“También la lluvia”, peinture d’une Bolivie tourmentée.

"También la lluvia" est une peinture aux multiples tableaux qui se croisent et se complètent.
D'une part, une mise en abyme. La rivalité historique entre "blancs" et "indiens", née de la conquête du Nouveau Monde par Christophe Colomb et mise en scène dans le film de Sebastian, prend forme aussi dans les interactions et dans les échanges dans le film de Icíar Bollaín. On entend parfois des remarques xénophobes bien que subsistent quelques scènes de partage, notamment celle où les "indiens" apprennent aux "blancs" des mots en quechua. Le film de Sebastian dévoile la violence qu'a subi le peuple quechua à la fin du XVe siècle : en témoigne la scène où Daniel et d'autres "indiens" se font brûler sur une croix. Par ailleurs, dans "También la lluvia", il y a une volonté de confondre les temporalités ; est-ce le film que je regarde ou bien est-ce celui qu'ils sont entrain de tourner ? Ce trouble escompté permet de mettre en avant la brutalité des conquêtes chrétiennes en actualisant les faits. Cela sert notamment à préserver la mémoire historique : la fille de Daniel nous avertit d'ailleurs involontairement du risque de l'oubli : "C'est pas la réalité, mais c'est beau".

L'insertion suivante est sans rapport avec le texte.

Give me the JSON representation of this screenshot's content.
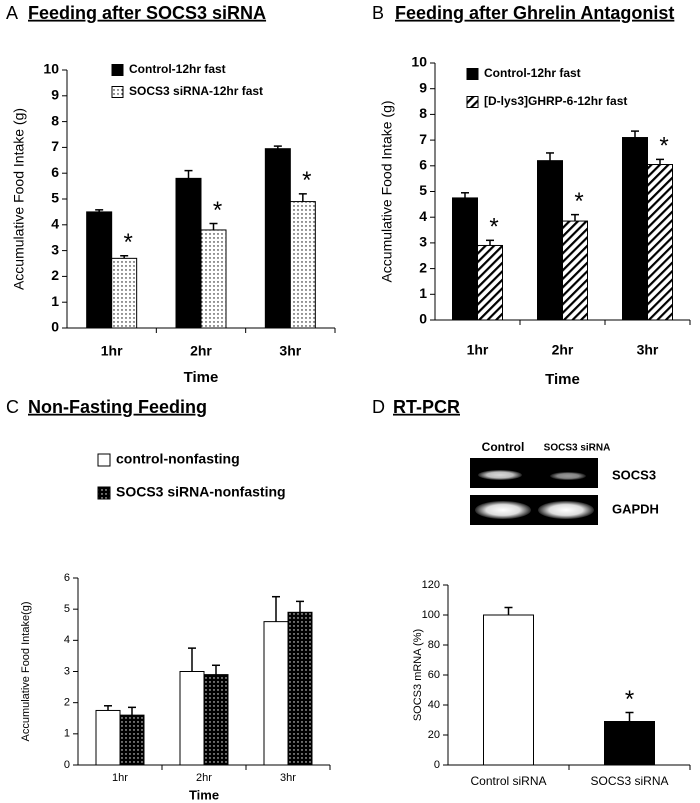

D'autre part, un contraste. En effet, le peuple quechua mis en scène dans "También la lluvia" est au coeur d'une lutte sans précédent : celle de l'eau. Ils ont construit un puit sur les hauteurs et creusent une tranchée de sept kilomètre afin de transporter l'eau. Toutefois, ce puit va être fermé par les autorités. Ce drame - "On nous prend l'eau de nos enfants" - engage une mobilisation générale et violente dans le centre ville. Ainsi, le contraste se creuse entre le peuple développé, "blanc", l'équipe de tournage, et le peuple quechua ; le paroxysme de cette opposition constante est à mon sens atteint lorsque Sebastian et son équipe se rendent dans le bureau d'un homme d'état, coupe de champagne à la main, alors que dehors résonne le bruit des balles et de la lutte. D'après l'homme d'état, ce n'est "rien d'inquiétant", ce qui reflète un cruel manque de considération.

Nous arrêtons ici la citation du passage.